(via Lynn Becker)
Now available as a free downloadable PDF is Sacred Spaces: Chicago, a guide to 14 of Chicago’s houses of worship. Included on the list is Wright’s Unity Temple in Oak Park. Also in the publication are the obvious choices, the Baha’i House of Worship, Weese’s Seventeenth Church of Christ and Holy Name Cathedral. Also included are surprises: the Alfred Caldwell Lily Pool and the Tiffany domes in the Chicago Cultural Center.
For a Wright fan it would be fascinating to use the guide to tour other sanctuaries immediately before or after a tour of Unity Temple. Like architecture, the interesting stuff in religion always shows up when different traditions bump shoulders. Imagine pairing Unity Temple with Weese’s interpretation of Mary Baker Eddy’s version Christianity — Wright and Eddy were contemporaries, and Unitarianism and Christian Science share some philosophies (and differ greatly in others). Or visit Holy Name Cathedral and the Chicago Cultural Center — two buildings that Wright would have been familiar with when he designed Unity Temple.
Sacred Spaces: Chicago was produced as a companion to PBS’s recent documentary series God in America and guides are available to seven cities in addition to Chicago (Atlanta, Boston, New Orleans, New York, Portland, Santa Fe and San Francisco).

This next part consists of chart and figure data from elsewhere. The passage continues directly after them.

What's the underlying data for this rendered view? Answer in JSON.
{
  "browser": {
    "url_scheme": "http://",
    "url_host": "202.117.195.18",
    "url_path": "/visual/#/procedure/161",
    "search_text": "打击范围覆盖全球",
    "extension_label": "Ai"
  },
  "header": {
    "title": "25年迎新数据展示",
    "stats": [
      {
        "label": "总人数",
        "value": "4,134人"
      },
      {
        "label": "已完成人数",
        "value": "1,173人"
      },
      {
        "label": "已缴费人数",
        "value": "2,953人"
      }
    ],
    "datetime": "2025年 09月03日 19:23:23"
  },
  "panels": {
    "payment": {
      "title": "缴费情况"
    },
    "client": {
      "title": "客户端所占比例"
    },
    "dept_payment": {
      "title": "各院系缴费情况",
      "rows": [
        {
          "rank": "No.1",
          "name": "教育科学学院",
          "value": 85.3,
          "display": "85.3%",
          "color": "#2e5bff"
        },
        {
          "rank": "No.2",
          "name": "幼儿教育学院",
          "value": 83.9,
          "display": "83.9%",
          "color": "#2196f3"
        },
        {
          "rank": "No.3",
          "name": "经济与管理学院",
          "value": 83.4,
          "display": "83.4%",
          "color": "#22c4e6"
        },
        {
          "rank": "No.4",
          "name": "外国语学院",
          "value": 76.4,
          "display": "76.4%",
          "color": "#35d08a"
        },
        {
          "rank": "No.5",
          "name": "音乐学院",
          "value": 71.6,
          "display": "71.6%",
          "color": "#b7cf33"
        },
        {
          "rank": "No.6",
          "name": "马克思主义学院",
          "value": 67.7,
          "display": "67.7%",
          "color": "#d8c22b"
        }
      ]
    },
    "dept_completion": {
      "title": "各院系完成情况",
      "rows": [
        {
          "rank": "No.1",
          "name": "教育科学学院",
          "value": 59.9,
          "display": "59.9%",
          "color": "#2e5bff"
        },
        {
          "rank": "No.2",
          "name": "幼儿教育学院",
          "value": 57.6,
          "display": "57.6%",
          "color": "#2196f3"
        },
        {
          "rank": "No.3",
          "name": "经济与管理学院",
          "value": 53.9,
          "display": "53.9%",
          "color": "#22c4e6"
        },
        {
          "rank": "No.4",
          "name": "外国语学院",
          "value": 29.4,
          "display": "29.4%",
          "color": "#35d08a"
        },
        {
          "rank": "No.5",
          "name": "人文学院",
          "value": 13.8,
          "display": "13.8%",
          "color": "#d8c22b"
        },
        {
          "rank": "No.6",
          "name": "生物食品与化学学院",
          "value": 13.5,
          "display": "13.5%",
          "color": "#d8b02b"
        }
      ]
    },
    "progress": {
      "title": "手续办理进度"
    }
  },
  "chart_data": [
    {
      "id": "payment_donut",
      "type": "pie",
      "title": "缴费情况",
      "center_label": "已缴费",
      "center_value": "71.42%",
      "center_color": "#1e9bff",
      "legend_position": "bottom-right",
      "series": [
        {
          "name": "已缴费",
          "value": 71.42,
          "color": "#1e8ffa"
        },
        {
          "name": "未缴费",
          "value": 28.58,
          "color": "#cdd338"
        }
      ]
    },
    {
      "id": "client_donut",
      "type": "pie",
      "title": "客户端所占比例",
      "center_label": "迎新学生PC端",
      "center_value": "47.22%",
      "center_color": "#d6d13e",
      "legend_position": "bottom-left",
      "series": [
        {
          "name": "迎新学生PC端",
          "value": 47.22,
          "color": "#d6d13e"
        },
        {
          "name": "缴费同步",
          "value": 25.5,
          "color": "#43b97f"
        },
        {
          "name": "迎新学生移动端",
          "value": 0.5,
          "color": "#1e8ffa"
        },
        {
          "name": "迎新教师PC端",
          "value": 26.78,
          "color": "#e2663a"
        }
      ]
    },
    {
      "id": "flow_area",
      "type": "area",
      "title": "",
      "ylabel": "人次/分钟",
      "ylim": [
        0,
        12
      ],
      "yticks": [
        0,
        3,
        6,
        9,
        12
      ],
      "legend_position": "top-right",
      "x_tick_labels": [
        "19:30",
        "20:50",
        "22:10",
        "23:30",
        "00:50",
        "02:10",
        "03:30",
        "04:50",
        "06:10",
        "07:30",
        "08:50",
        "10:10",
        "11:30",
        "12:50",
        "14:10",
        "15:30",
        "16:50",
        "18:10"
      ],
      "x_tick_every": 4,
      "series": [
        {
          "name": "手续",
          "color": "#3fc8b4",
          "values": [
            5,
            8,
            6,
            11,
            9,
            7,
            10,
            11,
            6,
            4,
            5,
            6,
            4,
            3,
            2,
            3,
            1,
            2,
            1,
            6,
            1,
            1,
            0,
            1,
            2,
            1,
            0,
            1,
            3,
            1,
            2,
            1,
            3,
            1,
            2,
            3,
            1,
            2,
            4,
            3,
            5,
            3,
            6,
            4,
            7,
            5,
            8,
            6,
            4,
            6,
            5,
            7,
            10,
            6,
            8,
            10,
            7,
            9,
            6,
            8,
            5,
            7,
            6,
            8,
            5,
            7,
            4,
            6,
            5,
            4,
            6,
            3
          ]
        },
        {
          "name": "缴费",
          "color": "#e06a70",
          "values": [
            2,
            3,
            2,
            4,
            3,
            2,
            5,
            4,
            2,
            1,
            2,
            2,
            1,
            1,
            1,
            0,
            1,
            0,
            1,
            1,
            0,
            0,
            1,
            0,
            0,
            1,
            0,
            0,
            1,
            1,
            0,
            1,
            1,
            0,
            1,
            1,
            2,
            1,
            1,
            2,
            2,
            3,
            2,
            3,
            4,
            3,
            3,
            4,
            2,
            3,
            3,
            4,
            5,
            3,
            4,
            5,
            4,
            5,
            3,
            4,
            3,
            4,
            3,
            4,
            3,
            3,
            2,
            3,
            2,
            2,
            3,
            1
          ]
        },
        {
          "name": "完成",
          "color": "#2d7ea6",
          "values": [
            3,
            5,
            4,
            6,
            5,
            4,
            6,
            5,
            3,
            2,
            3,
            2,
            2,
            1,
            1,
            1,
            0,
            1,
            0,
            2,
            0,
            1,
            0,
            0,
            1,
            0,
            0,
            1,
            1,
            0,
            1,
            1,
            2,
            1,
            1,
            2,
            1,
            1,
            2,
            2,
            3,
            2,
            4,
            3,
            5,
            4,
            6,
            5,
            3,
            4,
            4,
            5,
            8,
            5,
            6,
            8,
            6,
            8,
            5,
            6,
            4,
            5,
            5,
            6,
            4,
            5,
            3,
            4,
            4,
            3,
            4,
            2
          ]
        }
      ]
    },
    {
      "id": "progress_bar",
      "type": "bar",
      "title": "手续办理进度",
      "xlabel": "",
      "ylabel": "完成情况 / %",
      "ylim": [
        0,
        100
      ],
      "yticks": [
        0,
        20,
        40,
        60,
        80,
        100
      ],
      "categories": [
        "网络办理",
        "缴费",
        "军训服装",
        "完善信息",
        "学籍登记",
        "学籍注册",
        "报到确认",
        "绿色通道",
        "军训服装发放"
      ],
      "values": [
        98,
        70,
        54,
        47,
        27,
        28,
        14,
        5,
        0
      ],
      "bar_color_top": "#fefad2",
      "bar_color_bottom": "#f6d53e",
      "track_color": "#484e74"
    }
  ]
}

The eight city guidebooks were written by Deirdre Colgan, executive director of Sacred Space International and designed by a team of architects from the organization. Field research and principal photography was conducted in the summer of 2010 through in-person visits and recorded interviews with clergy and staff. To be included in a city guide, a site had to offer at least some free access to the public, be willing to engage in interfaith dialogue, and not be under significant construction during the launch tour weekend in October. Each guide contains a letter of introduction from Deirdre explaining how the city’s sacred spaces were chosen.